De ignorados a seres sencientes. Polvos, lagostas e caranguejos sentem dor

De ignorados a seres sencientes. Polvos, lagostas e caranguejos sentem dor


Estes animais não eram vistos como seres capazes de sentir por serem invertebrados, embora o seu sistema nervoso seja complexo. Cientistas ingleses pedem o fim de práticas comerciais e culinárias dolorosas.

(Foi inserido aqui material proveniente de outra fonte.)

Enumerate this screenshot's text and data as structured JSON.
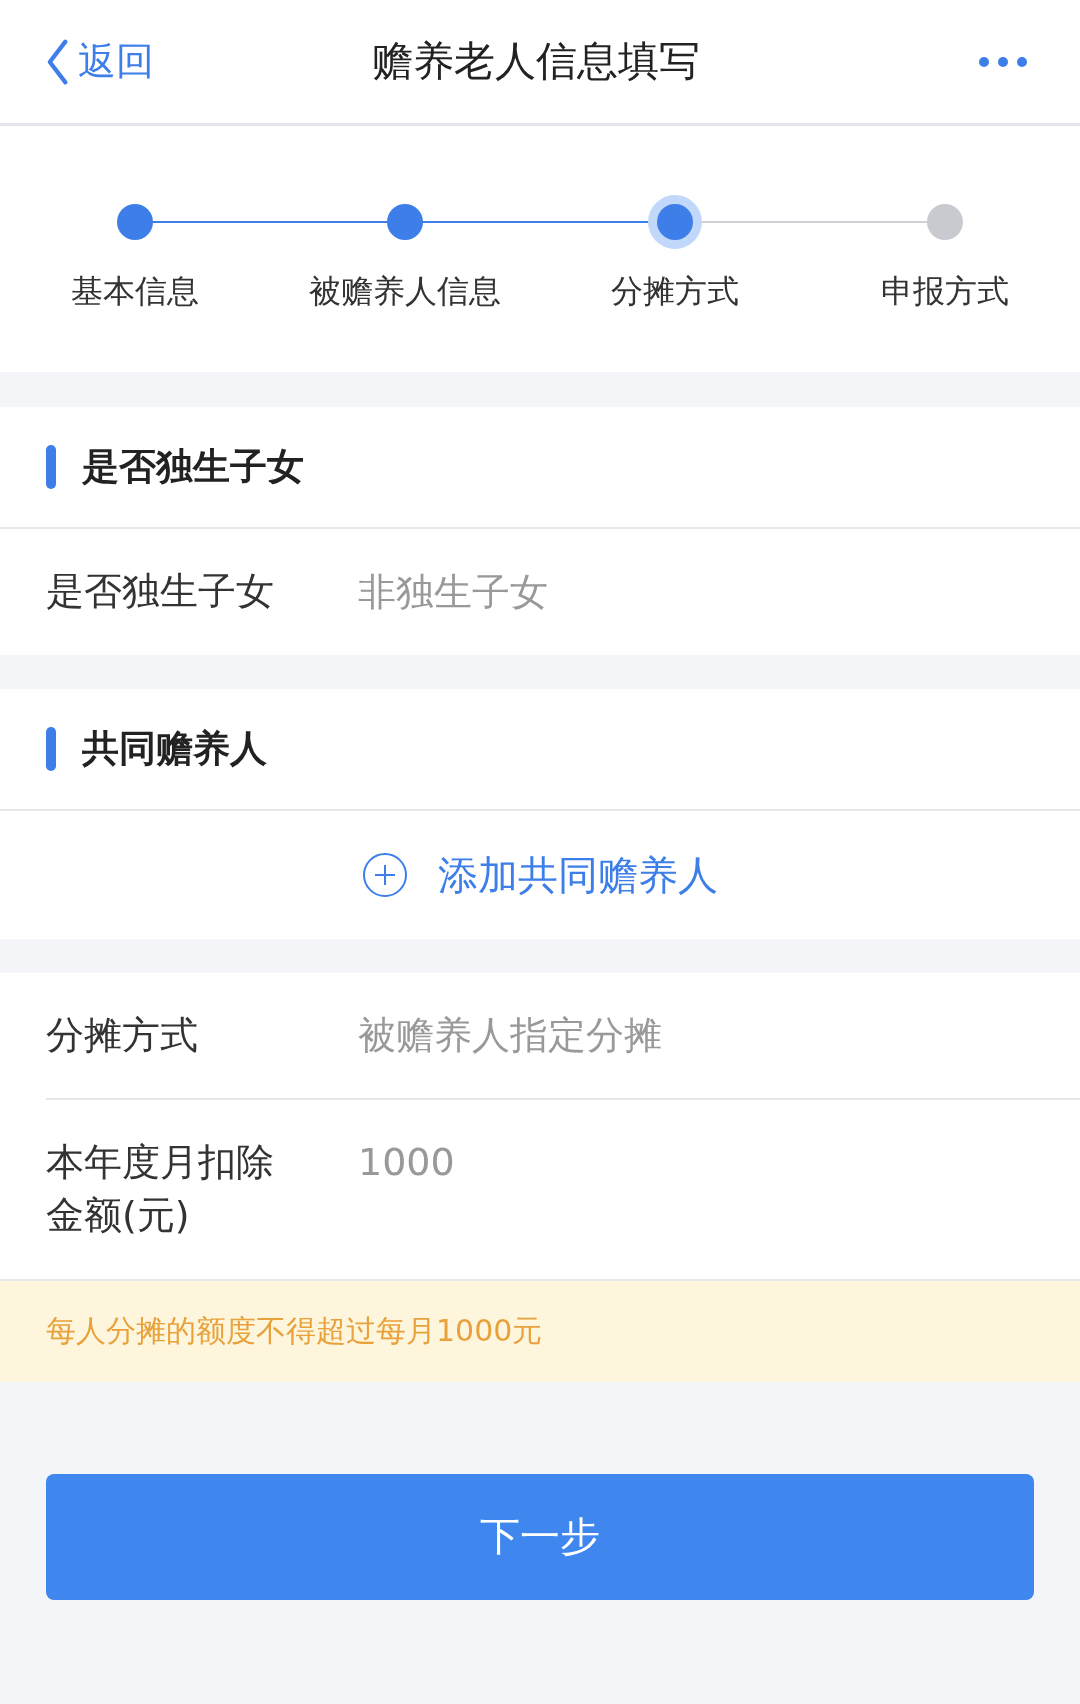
{
  "header": {
    "back": "返回",
    "title": "赡养老人信息填写"
  },
  "steps": [
    {
      "label": "基本信息",
      "reached": true,
      "selected": false
    },
    {
      "label": "被赡养人信息",
      "reached": true,
      "selected": false
    },
    {
      "label": "分摊方式",
      "reached": true,
      "selected": true
    },
    {
      "label": "申报方式",
      "reached": false,
      "selected": false
    }
  ],
  "only_child": {
    "title": "是否独生子女",
    "field": {
      "label": "是否独生子女",
      "value": "非独生子女"
    }
  },
  "co_supporters": {
    "title": "共同赡养人",
    "add": "添加共同赡养人"
  },
  "fields": [
    {
      "label": "分摊方式",
      "value": "被赡养人指定分摊"
    },
    {
      "label": "本年度月扣除金额(元)",
      "value": "1000"
    }
  ],
  "notice": "每人分摊的额度不得超过每月1000元",
  "next_button": "下一步"
}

O Reino Unido incluiu oficialmente os crustáceos decápodes (caranguejos, lagostas e lagostins) e os moluscos cefalópodes (polvos, lulas e chocos) no grupo de seres sencientes, isto é, seres vivos capazes de terem emoções, como dor e angústia. A medida surge no âmbito de um projeto-lei do bem-estar animal (senciência), depois de 50 instituições se terem juntado em maio desde ano para que o governo britânico redefinisse os cuidados a ter com os animais, com um relatório intitulado “Action For Animals” (Ação para os Animais). Apelavam ao Governo para que considerasse todos os animais como seres sencientes, com um Comité de Senciência Animal (a ser composto por especialistas em animais ) para responsabilizar os ministros por violações do bem-estar animal, o que acontecerá quando o projeto se tornar lei. 

O alargamento o projeto-lei surge após uma revisão independente realizada por uma equipa liderada por Jonathan Birch, professor associado no Departamento de Filosofia, Lógica e Método Científico da London School of Economics, que, depois de ter revisto mais de 300 estudos, encontrou “fortes provas científicas de que os crustáceos decápodes e moluscos cefalópodes são sencientes”. 

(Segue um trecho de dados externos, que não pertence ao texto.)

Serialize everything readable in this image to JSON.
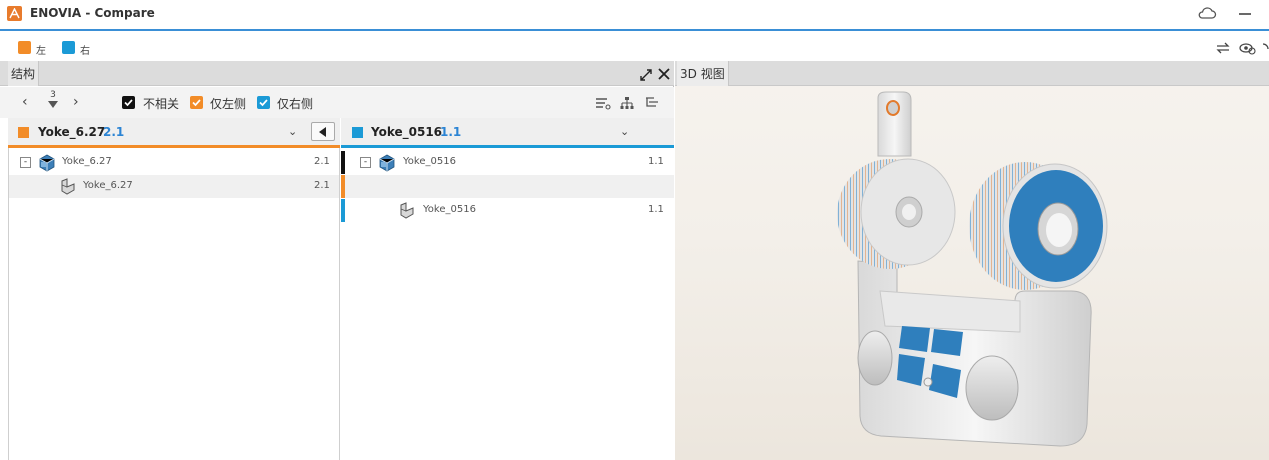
{
  "window": {
    "title": "ENOVIA - Compare",
    "icons": [
      "cloud-icon",
      "minimize-icon"
    ]
  },
  "legend": {
    "left_label": "左",
    "right_label": "右",
    "left_color": "#f28c28",
    "right_color": "#1b9ad6"
  },
  "structure_panel": {
    "tab": "结构",
    "navigation": {
      "level": "3"
    },
    "filters": [
      {
        "label": "不相关",
        "checked": true,
        "color": "#111111"
      },
      {
        "label": "仅左侧",
        "checked": true,
        "color": "#f28c28"
      },
      {
        "label": "仅右侧",
        "checked": true,
        "color": "#1b9ad6"
      }
    ],
    "left_column": {
      "name": "Yoke_6.27",
      "revision": "2.1",
      "rows": [
        {
          "name": "Yoke_6.27",
          "revision": "2.1",
          "type": "assembly",
          "expanded": true
        },
        {
          "name": "Yoke_6.27",
          "revision": "2.1",
          "type": "part"
        }
      ]
    },
    "right_column": {
      "name": "Yoke_0516",
      "revision": "1.1",
      "rows": [
        {
          "name": "Yoke_0516",
          "revision": "1.1",
          "type": "assembly",
          "expanded": true,
          "marker": "#111111"
        },
        {
          "name": "",
          "revision": "",
          "type": "empty",
          "marker": "#f28c28"
        },
        {
          "name": "Yoke_0516",
          "revision": "1.1",
          "type": "part",
          "marker": "#1b9ad6"
        }
      ]
    }
  },
  "view3d": {
    "tab": "3D 视图"
  }
}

Os animais vertebrados, ou seja, com espinha dorsal, já estavam incluídos no projeto de lei, mas os animais invertebrados não eram reconhecidos como sencientes, embora o seu sistema nervoso seja complexo – uma das principais marcas do sentimento.

“A alteração também ajudará a remover uma inconsistência importante: os polvos e outros cefalópodes têm sido protegidos na ciência há anos, mas não receberam qualquer proteção fora da ciência até agora. Uma maneira de o Reino Unido poder liderar em matéria de bem-estar animal é protegendo estes animais invertebrados que os seres humanos têm frequentemente ignorado completamente”, disse Birch, em comunicado. 

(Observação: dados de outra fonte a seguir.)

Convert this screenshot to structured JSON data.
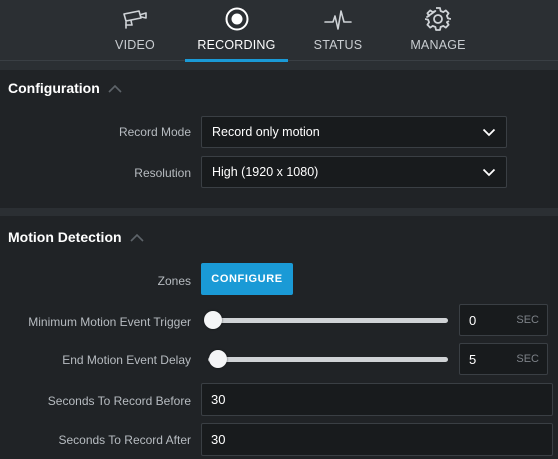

Para que tal aconteça, a equipa de cientistas gostaria que fosse revisto o tratamento das práticas comerciais destes animais e recomenda o fim da “decapagem, corte, ablação ocular, venda de crustáceos decápodes vivos a manipuladores sem formação e não experientes”, assim como “fervura ao vivo sem atordoamento”. É também sugerido melhores práticas para o “transporte, atordoamento e abate”.

Contudo, a mudança não afetará nenhuma legislação atual ou até as práticas da indústria. Isto significa que será ainda legal nos restaurantes britânicos pôr, por exemplo, uma lagosta viva ou um polvo vivo dentro de uma panela a ferver, o que é proibido em países como a Suíça, a Noruega, a Áustria e a Nova Zelândia. Nos Estados Unidos da América, cozer uma lagosta viva é ilegal desde 1999, mas o mesmo já não acontece com os polvos, seres extremamente inteligentes, como uma série de documentários puseram na ordem do dia.